Un film sur la vie et le combat, la résistance, l’amour, l’engagement et la mort. Comme « Dallas buyers club », il nous plonge dans une époque et un combat qu’on avait un peu oublié. Il y a aussi une belle histoire d’amour, avec des scènes de sexe et de danse comme dans l’excellent film « Pride » qui lui aussi nous plongeait dans ce milieu et cette époque en Angleterre.
Exceptionnel. Filmé comme si nous y étions, ça sonne vrai. Un angle de vue sur une communauté gay, des hommes ensemble, des choses que l’on connait mal. Une vraie performance. Bravo.
Très bon film qui évoque une époque pas si lointaine... où le sida tuait et faisait des ravages dans les communautés gays, consommateurs de drogues dures... l'approche via l'association Act'up permet de la mettre en valeur puisqu'elle a permis de casser les ligne et de faire avancer les choses Bon casting
C'est un film sans fard, sans filtre, un film cru, juste, qui nous replonge dans les années noires où la maladie brisait les destins et enterrait les jeunesses insouciantes. Le goût du désespoir et de l'impuissance suinte à travers chaque image, le goût de la lutte à mort avec la maladie mais aussi avec la société, confite dans ses principes moralisateurs et ses préjugés hypocrites. Mais c'est aussi un film plein de tendresse et de vérité, qui traite avec pudeur de l'essentiel : l'amour, au-delà des sexes et de la morale, dévoué, immense, tragique. Il dit avec talent la révolte et le courage d'une génération sacrifiée sur l'autel d’intérêts financiers insensibles au calvaire des mourants. Merci au réalisateur et aux acteurs, excellents, de mettre en lumière cet épisode cruel qui, même édulcoré, n'a, au jour d'aujourd'hui, toujours pas trouvé son générique de fin. Et merci aux militants d'Act Up, excessifs, émouvants, controversés, mais qui ont eu la force de lutter pour ceux qui n'avaient déjà plus de voix.

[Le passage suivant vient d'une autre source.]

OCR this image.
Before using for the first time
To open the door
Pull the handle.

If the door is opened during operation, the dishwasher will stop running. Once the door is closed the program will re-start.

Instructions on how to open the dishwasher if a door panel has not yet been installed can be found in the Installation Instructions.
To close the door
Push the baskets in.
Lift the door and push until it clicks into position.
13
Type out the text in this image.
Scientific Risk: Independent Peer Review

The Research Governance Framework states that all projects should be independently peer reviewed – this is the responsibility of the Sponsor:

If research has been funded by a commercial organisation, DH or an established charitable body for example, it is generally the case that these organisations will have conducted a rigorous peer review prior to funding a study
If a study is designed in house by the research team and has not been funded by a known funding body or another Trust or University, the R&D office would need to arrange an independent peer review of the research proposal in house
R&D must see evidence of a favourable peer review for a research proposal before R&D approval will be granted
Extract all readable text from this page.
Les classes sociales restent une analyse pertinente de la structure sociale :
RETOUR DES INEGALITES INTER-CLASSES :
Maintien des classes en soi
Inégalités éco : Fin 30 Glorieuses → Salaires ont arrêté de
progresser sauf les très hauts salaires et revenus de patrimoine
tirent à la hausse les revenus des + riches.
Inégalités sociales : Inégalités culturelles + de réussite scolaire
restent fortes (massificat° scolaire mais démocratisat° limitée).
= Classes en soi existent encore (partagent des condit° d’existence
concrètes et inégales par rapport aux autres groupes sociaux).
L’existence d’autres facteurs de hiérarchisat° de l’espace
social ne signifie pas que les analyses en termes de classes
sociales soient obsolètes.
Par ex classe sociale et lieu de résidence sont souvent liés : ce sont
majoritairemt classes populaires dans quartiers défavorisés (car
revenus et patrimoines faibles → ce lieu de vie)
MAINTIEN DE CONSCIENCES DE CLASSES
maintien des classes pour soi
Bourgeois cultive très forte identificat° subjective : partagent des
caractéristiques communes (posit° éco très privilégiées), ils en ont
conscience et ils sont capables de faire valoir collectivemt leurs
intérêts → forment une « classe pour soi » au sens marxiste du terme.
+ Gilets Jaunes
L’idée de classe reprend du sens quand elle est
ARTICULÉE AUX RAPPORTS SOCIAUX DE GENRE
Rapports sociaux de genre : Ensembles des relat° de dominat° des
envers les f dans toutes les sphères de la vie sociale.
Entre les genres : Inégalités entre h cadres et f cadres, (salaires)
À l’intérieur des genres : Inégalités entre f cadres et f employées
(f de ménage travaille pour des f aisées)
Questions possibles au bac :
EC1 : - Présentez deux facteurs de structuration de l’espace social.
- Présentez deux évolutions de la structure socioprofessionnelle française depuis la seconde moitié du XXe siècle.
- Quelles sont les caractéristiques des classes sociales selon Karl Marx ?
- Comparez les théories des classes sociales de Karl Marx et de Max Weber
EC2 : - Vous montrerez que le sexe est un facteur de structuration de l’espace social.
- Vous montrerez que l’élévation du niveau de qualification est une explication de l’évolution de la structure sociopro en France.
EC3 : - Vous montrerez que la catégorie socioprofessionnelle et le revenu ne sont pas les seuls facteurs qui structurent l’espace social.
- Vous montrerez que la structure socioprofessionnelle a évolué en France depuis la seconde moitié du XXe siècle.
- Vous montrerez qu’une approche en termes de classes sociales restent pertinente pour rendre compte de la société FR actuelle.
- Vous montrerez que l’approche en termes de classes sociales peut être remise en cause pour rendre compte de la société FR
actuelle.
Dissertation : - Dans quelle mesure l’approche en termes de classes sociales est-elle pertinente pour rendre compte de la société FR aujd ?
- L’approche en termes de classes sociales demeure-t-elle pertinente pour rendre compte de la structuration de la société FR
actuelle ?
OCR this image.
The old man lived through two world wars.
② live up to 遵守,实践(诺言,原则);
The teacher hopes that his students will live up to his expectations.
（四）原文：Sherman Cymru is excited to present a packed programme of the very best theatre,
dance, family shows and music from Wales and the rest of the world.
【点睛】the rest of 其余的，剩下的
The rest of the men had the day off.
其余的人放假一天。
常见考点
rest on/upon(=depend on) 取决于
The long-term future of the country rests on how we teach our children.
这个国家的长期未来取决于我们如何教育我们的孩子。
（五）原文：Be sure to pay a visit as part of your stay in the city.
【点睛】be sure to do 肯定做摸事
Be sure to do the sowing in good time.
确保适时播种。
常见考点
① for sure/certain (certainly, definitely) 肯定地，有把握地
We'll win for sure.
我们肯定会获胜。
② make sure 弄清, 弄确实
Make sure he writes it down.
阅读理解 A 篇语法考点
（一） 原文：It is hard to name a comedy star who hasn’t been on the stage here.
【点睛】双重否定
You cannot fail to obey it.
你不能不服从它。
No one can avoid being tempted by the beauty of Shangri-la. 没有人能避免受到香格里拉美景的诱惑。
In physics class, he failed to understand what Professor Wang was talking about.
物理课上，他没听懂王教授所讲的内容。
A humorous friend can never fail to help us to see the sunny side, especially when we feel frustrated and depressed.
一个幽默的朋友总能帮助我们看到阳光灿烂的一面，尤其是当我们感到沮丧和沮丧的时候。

Le voilà le film encenser par la presse, par canne et par nombre de téléspectateurs, et pourtant c'est un poil décevant. Tous d'abord le film tient surtout grâce à son interprétations, mais le film souffre de nombreux défauts pour être le chef-d'œuvre auquel il prétend. La première partie traité quasi comme un documentaire est plutôt intéressante, même si les nombreuses scènes de réunion sont pas toujours intéressante voir inutiles, mais permettent de comprendre le fonctionnement de leur mouvement. En revanche la deuxième partie basé sur l'histoire d'amour traine vraiment en longueur, et fait tous pour émouvoir le spectateurs et lui tirer une larme, ce qui devient presque pénible. Film correcte pour en apprendre sur Act up-paris, mais dispensable pour le reste.